Local governments manage a great volume of sensitive information, which is a public resource of high value.

As a result of the expanded use of electronic information systems to collect, store and transfer information, and an increasing interconnectivity, information systems and networks are now exposed to a growing number and a wider variety of threats and vulnerabilities.

This raises new demands to local governments, which are not only to cope with numerous technical requirements, but also strengthen management practices regarding protection of the security of information.

Because of its vulnerabilities and importance, specific attention needs to be put on handling high-risk information, which includes various categories of sensitive information, personal or financial information, privileged, proprietary or business information; information which may cause harm, or impede competition and provide for an unfair advantage if lost, damaged or released without authorization.


An integrity risk assessment of the process of managing security of information may identify some or all of the following integrity risks/risk factors (the list is not limited):

  • Officials falsify electronic records to obtain financial benefits (i.e. bonuses; reimbursement). Officials create fraudulent electronic documentation to aid a third party (i.e. tax registration, property registration, certificates, licenses).

  • Officials get unauthorized access to classified or restricted information to aid a third party (i.e. access to procurement information). Officials alter or delete electronic data to aid a third party (i.e. altering a pricing offer in a bid to provide a competitive advantage to aid a particular bidder). Officials place malware (e.g. viruses, spyware) on a local government’s IT systems with an intention to damage them and destroy information and audit trails.

  • Officials provide log-in details to a third unauthorized party, to enable remote unauthorized access. Officials use another official’s computer to gain unauthorized access, or get unauthorized access to mobile computing/removable data storage devices (i.e. memory sticks).

  • Officials manipulate the IT system to build a ‘back door’ to enable an unauthorized access, or expose the system to further vulnerabilities.

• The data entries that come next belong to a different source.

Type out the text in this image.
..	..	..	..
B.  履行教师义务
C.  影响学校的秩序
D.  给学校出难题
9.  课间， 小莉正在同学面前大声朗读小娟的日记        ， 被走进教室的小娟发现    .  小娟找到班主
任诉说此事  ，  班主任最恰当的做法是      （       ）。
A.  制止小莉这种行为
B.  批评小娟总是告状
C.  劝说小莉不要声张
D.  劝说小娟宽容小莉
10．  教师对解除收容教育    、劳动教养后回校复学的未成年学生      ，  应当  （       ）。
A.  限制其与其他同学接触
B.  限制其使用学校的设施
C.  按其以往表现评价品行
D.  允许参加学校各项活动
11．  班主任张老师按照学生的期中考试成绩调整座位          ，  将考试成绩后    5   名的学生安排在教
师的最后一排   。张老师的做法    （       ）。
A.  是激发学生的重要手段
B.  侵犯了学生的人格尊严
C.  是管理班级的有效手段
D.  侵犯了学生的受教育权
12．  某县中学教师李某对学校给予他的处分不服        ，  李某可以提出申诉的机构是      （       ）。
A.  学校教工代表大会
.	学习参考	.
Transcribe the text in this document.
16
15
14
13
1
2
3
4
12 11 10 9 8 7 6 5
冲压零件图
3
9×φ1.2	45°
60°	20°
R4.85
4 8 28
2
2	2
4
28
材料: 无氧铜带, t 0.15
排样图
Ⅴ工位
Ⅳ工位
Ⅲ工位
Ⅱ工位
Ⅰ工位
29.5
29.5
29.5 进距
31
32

Following the risk assessment, the local government may consider the following risk management strategies as development points:

  • Introduce and maintain rigorous policy and procedures on information security management. Align with the applicable regulatory framework, as well as with the available good practices (i.e. (OECD Guidelines for the Security of Information and Networks), and the respective management standard ISO/IEC 27001:2013). Communicate them effectively to all staff (i.e. through trainings, workshops, awareness events, intranet, internal meetings, etc).

  • Build and strengthen capacities in managing information security (i.e. participatory and online trainings, mentoring, etc.). Sensitize staff on the importance of managing security of information. Ensure all staff is well aware of their accountabilities.

  • Adopt clear operational guidelines/ procedure to ensure classification of information and regulate its use, storage, transmission and disposal per category, aligned with the applicable regulations and internal policies, as well as with its value, sensitivity and criticality. Ensure all relevant staff is well aware and trained.

  • Strictly apply information labelling and handling according to classification. Observe a ‘clear desk policy’ for classified information.

  • Further to the applicable regulatory requirement and internal policies, set up a clear procedure on retention and disposal of confidential information. Apply special controls for emailing of confidential documents (i.e. appropriate encryption). Store confidential information securely.

  • Adopt and implement formal procedures to protect the exchange of information through the use of all types of communication facilities. Produce audit logs to record user activities keeping them for an agreed period to enable access control monitoring.

  • Install and regularly test firewalls and other security systems to prevent unauthorised external access.

  • Protect adequately areas that contain information and information processing facilities. Use appropriate entry controls to ensure authorized access only (i.e. physical security, periodic checks in after-business hours). Protect equipment to reduce the related risks. Implement appropriate security controls over off-site equipment (i.e. laptops, mobile devices, etc). Prevent taking equipment, information or software off-site without authorization.

  • Set strict controls to regulate access (i.e. user registration and de-registration, security practices in the selection and use of passwords, security protection of unattended equipment).

  • Apply rigorous policies for using internet and handling mail, including confidential mail. Restrict access to internet resources and use of personal e-mail addresses, as appropriate.

  • Ensure reliable backup of information resources. Implement appropriate archiving, aligned with legal requirements and the technological characteristics of the information system. Include emergency response procedures and information recovery in the emergency preparedness plan.

  • Monitor operation of important IT resources to verify compliance with recommended functioning norms. Check regularly history log files to detect possible cyber-attacks and security violations. Provide for immediate reporting and treatment of irregularities observed.

  • Require officials, contractors and third party users agree and sign a confidentiality agreement, restating their responsibilities for information security, as appropriate.

  • Require all staff, contractors and third party users to return all local government’s assets in their possession upon termination of their contracts. Immediately remove access rights upon termination of contracts, or adjust them upon change.

  • Apply straightforward disciplinary and sanctioning processes to staff who have committed a security breach.